ECLISSE -- Economical Northern Italian cuisine served Family Style.
700 Canal Street.
THE CRAB SHELL -- Seafood fare at a relaxed, scenic waterfront location.
46 Southfield Avenue
What excited BLT about Harbor Point was, in fact, the Harbor, much of it unavailable to the public because of industrial siting. All that has changed with construction and landscaping of the waterfront Square, the residential and office development that includes the serene new Commons Park. Sabrowski confided he is in talks to bring at least two waterfront seafooders to the beautiful new two level boardwalk.
Until the leases are signed, Jon is not free to divulge names, but he expects one fish restaurant will likely be local and the other more branded. They will be open "within a year," and both will overlook the new seaside promenade and rely on local sourcing. Here’s one potential site, a free standing all glass building that brings the waterfront indoors.
Diners will enjoy other seaside options. From the boardwalk, water taxis will ferry them across the canal to DOLCE CUBANO and THE CRAB SHELL.
Unlike eatery-dense downtown Stamford, Harbor Point's restaurants will be complimentary, rather than competitive, and parking will never be a problem.
"We won’t' have 4 Italian restaurants vying for customers on the same block.," Jon told us. “Ensemble” characterizes the planning. For instance BLT would like to locate a Pizza-type emporium across the street from Dinosaur BBQ. A perfect match.
That's why he is in discussions to locate an organic healthy restaurant nearby exhale, a spa whose patrons are looking for alternative bites after classes. As another example of such complimentary planning, Sabrowski envisions an Asian noodle shop plying customers across the street from an eclectic American.
Harbor Point will enjoy two distinct dining districts. With its parks and waterside location, Harbor Point Square operates at a more relaxed pace, and the dining will reflect that easier cadence. (This will also be the site of a new boutique Hotel, which will open within the year. As yet there is no restaurant planned.)

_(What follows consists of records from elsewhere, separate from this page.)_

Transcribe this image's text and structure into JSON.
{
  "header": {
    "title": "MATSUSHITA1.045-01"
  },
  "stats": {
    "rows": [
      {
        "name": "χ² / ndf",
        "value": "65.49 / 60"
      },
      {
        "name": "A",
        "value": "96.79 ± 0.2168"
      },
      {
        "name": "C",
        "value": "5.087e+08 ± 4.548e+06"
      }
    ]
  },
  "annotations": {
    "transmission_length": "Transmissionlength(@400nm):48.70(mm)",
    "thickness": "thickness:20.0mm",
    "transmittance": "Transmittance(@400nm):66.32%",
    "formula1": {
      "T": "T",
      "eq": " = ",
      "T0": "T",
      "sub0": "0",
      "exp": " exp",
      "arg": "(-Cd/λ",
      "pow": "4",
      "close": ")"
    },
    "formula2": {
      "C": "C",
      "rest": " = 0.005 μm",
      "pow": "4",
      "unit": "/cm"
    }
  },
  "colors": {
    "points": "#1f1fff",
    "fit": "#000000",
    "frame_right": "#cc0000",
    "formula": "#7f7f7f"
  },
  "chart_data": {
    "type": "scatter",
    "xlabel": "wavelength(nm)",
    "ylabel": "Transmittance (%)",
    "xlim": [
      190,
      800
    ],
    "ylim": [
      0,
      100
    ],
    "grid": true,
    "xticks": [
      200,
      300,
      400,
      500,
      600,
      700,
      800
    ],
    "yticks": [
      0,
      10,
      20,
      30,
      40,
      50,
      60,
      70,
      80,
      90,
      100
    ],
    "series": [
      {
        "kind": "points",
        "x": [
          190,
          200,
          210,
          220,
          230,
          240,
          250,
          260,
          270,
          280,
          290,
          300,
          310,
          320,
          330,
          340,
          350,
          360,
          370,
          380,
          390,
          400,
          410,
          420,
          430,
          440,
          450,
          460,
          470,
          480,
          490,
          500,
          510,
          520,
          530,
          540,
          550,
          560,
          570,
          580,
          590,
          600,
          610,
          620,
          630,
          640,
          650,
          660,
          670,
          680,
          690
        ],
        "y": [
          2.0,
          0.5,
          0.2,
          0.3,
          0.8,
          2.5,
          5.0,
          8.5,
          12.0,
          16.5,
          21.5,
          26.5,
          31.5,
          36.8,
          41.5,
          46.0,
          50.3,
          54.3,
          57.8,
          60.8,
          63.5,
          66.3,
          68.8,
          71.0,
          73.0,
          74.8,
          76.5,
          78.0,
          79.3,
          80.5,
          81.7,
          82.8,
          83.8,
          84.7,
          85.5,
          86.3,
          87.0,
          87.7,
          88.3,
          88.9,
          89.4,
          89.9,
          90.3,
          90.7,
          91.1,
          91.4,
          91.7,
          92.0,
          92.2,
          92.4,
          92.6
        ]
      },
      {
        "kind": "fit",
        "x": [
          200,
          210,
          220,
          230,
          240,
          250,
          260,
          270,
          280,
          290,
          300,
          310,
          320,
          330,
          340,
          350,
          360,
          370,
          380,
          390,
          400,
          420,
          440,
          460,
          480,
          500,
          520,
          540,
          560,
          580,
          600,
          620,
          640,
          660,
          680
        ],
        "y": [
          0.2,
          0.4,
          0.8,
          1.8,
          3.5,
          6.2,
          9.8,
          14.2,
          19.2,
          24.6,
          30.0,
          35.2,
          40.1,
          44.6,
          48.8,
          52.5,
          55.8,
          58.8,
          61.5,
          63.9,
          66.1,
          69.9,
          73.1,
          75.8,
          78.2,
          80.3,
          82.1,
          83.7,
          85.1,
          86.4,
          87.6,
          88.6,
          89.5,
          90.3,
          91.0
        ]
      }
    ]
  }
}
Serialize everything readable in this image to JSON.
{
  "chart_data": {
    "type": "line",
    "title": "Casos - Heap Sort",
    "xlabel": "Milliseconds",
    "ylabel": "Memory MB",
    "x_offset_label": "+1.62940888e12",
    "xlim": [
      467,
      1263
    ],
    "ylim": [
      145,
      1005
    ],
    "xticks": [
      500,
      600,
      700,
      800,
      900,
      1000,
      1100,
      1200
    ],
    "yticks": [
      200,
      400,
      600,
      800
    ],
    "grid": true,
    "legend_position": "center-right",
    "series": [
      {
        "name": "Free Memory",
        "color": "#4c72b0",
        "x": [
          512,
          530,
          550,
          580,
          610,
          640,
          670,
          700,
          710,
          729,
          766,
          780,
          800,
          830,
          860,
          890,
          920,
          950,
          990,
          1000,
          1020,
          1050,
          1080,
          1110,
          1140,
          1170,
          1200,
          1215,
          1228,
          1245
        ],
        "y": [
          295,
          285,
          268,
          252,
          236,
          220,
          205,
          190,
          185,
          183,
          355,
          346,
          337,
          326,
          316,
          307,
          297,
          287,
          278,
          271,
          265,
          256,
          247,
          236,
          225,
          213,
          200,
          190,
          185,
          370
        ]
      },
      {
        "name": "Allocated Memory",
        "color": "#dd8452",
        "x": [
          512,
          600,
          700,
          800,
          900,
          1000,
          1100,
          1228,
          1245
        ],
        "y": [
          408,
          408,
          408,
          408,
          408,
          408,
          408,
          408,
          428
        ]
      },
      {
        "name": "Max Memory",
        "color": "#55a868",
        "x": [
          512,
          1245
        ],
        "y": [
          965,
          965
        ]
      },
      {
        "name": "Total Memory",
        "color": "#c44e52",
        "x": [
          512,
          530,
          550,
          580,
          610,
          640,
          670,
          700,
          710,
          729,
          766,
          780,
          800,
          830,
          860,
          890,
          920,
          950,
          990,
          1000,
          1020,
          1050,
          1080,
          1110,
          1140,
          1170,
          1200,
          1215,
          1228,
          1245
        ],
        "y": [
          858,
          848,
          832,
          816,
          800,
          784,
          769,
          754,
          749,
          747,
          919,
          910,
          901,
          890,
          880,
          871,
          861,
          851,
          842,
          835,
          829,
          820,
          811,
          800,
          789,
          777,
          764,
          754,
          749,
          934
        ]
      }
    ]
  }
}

The Historic district near the Fairway location, with its lofts and post industrial affect exudess a more hip, urban and trendy vibe. A gastropub like Steven Lewandowski’s HARLAN SOCIAL perfectly expresses this “Lower Manhattan” mood; and Jon is in conversation with other restaurant stars to open complimentary breakthrough restaurants.
Despite the gaggle of chain restaurants that have recently opened in the outdoor plaza at Stamford’s Town Center, the city has never been attracted to franchised dining. "You won't see a Cheescake Factory in Harbor Point," Sabrowski assured us.. He is talking to the top restaurateurs in.Connecticut, Westchester and the City with unique menus crafted around local tastes and sourcing.
Someday he may bring food trucks to the Boardwalk and perhaps open a night time Farmer's Market in Harbor Point Square.
Sabrowski’s goal is to create a dining scene at Harbor Point “unlike anything else on the Connecticut Coast.” Complimentary choices. Urban restaurants in a hip environment just a block or so away from relaxed waterfront venues. Ample parking.
And great eats.
Jon is disappointed that a prospect he’s been courting for almost a year has decided not to open at Harbor Point.
“But things change here overnight,” he told us and pointed out the window at Infinity, the new 22 story apartment building across the street. “Just a year ago,” he told us. “That was a hole in the ground.
As if by wizardry, a few hours later, Harlan Social’s Steven Lewandowski confided to us that he is considering opening second transformative restaurant at Stamford’s new Boom Town. “Harbor Point ‘s dining is going to be amazing,” he said.